Упругий ветер забил старухе рот и уши.

— Ну вот, бабка, — наклонясь к ней, прокричал милиционер, который сидел на высоком седле, сзади. — Домой вернешься, хвалиться будешь: на мотоцикле, мол, меня милиция московская катала!

— С ветерком! — подхватил, оглядываясь, другой, в крагах, водитель.

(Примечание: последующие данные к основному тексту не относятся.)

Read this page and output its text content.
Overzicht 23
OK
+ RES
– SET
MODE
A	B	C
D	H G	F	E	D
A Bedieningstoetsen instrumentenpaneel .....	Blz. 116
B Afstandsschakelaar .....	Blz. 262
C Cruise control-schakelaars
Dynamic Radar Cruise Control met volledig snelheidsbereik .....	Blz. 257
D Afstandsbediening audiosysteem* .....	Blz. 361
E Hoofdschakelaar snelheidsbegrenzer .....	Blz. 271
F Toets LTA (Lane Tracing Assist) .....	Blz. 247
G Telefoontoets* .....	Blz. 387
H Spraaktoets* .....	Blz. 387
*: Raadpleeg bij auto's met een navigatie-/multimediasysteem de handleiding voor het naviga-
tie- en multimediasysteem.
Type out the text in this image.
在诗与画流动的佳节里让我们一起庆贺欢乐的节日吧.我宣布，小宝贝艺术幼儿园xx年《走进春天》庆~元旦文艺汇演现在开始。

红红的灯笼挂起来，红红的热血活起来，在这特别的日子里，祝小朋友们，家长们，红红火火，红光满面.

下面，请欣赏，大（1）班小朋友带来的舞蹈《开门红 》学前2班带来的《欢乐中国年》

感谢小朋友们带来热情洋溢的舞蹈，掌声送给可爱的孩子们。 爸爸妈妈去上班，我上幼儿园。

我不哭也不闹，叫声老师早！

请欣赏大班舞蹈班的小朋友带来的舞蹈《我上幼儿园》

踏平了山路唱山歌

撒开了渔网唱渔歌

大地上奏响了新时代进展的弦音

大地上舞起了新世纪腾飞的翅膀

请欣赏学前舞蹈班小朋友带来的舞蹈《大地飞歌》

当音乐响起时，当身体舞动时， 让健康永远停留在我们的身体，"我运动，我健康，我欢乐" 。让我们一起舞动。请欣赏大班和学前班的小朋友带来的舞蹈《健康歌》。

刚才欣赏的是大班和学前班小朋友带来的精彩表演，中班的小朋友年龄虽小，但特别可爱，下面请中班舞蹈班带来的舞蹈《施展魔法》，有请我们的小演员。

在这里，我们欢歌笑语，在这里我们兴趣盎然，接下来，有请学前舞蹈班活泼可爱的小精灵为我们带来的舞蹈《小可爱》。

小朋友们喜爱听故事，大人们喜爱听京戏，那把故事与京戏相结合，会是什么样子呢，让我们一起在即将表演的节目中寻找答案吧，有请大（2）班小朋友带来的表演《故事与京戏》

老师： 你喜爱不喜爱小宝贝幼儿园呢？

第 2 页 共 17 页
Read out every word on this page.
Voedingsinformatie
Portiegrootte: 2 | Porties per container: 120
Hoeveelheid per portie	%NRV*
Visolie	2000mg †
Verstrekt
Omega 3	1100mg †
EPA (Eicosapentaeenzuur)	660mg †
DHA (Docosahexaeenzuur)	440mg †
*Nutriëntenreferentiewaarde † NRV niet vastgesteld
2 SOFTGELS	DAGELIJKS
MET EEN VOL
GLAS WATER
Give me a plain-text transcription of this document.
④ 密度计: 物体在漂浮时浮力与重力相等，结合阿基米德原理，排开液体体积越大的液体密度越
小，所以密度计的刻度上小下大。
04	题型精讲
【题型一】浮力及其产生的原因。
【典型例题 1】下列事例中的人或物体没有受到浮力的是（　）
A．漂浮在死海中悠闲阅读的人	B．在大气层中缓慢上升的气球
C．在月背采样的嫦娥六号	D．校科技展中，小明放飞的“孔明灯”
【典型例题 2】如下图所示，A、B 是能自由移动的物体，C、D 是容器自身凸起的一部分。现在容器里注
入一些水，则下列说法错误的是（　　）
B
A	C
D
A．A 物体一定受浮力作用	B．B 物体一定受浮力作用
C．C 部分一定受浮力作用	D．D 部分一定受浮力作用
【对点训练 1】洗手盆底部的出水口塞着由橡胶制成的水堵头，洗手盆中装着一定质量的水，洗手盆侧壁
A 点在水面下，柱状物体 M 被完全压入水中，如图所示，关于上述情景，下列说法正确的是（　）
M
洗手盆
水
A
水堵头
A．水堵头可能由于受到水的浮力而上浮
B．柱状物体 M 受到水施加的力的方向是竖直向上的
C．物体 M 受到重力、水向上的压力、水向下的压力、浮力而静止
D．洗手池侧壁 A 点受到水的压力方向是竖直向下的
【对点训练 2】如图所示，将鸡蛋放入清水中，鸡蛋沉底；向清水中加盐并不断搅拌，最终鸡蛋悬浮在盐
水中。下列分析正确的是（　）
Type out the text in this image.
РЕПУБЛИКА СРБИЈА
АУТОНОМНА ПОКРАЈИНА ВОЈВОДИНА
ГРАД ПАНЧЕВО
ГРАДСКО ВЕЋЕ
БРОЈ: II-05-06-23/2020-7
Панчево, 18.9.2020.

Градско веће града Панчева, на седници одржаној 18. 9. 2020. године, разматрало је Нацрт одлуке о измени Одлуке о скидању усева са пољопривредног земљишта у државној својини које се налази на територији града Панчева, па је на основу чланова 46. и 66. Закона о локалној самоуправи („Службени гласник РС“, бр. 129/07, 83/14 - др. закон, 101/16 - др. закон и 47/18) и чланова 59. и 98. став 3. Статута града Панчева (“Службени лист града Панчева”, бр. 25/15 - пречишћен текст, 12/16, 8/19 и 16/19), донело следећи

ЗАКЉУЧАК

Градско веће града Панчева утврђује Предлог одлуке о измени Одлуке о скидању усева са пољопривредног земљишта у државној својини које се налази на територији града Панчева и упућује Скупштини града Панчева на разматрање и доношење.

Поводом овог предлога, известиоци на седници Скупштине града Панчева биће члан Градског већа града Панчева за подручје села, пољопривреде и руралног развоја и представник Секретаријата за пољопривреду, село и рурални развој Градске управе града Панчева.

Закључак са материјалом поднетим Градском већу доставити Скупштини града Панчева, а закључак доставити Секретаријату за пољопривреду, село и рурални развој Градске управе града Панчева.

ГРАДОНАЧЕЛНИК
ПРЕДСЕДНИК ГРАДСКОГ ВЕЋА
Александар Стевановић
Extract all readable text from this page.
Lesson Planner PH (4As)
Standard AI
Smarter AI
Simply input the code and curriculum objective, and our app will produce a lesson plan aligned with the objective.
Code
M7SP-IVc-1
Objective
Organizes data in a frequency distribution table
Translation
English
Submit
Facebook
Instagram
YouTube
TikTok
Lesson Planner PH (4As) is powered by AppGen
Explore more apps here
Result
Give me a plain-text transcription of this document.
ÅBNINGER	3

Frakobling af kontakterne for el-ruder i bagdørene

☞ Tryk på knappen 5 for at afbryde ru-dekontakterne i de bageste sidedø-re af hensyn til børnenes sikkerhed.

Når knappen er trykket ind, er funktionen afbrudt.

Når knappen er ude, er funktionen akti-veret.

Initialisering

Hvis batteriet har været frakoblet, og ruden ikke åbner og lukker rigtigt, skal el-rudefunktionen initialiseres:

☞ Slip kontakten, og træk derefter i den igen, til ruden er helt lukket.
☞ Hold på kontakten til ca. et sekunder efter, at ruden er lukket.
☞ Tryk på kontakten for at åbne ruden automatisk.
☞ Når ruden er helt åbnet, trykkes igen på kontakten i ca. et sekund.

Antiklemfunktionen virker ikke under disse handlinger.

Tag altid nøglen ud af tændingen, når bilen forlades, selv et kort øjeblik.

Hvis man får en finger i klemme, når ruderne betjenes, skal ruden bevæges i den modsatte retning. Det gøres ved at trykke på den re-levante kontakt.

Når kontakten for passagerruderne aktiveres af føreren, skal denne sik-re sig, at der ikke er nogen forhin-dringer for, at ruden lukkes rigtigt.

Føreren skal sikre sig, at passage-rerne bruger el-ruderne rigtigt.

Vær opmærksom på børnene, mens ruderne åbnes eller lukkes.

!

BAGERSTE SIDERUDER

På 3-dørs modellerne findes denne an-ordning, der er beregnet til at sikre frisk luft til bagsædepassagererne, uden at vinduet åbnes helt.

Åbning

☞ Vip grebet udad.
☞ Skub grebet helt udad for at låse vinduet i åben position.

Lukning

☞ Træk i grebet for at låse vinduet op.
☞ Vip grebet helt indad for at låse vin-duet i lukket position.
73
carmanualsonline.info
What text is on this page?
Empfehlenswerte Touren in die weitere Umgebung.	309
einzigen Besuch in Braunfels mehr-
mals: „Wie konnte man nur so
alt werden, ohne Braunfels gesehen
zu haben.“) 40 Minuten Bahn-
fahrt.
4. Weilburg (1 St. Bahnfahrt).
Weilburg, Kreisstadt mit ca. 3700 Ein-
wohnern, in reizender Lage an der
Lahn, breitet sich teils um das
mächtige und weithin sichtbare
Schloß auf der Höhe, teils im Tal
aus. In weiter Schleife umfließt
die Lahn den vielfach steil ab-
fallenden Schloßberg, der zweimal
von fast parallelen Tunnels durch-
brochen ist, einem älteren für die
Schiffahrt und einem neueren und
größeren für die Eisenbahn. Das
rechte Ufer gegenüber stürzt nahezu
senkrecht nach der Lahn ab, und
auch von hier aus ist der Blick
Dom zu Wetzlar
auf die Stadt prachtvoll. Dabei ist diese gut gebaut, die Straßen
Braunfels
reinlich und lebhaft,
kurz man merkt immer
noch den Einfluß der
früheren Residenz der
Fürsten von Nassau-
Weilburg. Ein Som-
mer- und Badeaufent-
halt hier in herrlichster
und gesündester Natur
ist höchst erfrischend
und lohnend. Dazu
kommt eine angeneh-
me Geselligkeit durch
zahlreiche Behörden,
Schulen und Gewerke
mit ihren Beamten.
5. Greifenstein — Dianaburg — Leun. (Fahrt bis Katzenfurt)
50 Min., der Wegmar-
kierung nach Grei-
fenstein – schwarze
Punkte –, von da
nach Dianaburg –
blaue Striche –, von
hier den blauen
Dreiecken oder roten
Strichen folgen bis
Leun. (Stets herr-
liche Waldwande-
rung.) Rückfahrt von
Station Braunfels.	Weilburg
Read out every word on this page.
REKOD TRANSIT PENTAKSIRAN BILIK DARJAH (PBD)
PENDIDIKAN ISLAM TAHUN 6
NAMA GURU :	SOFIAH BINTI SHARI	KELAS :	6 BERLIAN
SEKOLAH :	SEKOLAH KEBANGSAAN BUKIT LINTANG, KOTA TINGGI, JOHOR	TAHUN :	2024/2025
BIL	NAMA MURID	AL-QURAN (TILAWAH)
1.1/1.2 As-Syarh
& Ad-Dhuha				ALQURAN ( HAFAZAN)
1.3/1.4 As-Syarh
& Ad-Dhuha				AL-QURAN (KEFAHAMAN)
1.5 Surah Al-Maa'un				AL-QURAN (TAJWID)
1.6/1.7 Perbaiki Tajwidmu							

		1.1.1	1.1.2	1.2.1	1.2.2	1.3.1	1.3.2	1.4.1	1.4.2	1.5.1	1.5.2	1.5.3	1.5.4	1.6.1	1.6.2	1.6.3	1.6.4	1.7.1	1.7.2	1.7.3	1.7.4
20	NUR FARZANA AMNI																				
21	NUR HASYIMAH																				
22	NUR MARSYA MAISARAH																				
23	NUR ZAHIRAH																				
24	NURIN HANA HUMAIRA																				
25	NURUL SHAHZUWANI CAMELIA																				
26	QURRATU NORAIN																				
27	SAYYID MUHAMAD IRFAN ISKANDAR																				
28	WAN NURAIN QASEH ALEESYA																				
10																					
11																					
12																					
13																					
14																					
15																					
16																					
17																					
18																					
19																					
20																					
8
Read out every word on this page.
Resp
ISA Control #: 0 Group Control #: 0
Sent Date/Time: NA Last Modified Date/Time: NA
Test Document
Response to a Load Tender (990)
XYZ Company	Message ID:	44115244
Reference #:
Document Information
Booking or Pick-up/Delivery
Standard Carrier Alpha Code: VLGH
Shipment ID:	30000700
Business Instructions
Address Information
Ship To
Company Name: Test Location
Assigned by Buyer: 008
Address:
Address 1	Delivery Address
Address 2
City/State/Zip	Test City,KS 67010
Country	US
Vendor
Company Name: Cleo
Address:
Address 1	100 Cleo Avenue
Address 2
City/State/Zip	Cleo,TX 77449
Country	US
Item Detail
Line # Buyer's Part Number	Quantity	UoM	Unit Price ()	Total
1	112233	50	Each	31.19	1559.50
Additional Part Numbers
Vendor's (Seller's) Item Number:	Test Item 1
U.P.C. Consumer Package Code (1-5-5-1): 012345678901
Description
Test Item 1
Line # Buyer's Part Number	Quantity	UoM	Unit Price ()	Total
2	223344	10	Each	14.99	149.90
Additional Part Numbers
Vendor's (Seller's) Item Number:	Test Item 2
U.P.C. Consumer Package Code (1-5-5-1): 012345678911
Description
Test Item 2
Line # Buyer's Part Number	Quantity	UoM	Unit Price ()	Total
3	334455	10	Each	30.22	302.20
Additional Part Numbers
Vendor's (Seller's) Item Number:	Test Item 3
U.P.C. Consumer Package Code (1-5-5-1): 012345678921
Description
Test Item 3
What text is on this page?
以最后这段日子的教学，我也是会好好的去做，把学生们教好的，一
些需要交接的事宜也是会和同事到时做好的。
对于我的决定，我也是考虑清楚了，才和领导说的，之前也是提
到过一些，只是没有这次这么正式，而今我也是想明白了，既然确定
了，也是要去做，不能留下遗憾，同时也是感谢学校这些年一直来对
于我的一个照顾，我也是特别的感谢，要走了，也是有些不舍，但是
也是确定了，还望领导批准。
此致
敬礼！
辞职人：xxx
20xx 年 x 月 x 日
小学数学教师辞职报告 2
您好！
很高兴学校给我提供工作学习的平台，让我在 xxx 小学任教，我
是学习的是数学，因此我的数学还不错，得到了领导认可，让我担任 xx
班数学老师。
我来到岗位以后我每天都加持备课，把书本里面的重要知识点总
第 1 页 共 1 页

Старуха ничего толком не расслышала, но кивнула — на всякий случай. Глаза она держала плотно закрытыми. Сердце замирало от страха и быстрой езды.

Ехали недолго и привезли ее на другой вокзал — не на тот, на который она приехала днем, в жару, — но этого она, ошеломленная лихой милицейской ездой, не заметила. Милиционеры, отстегнув брезентовую полость коляски, высадили ее на твердую землю, на асфальт, сунули в руки чемоданчик и ввели ее в ярко освещенный, гудящий, словно улей, зал, полный запахов человеческих тел и — почему-то — сырых овчин.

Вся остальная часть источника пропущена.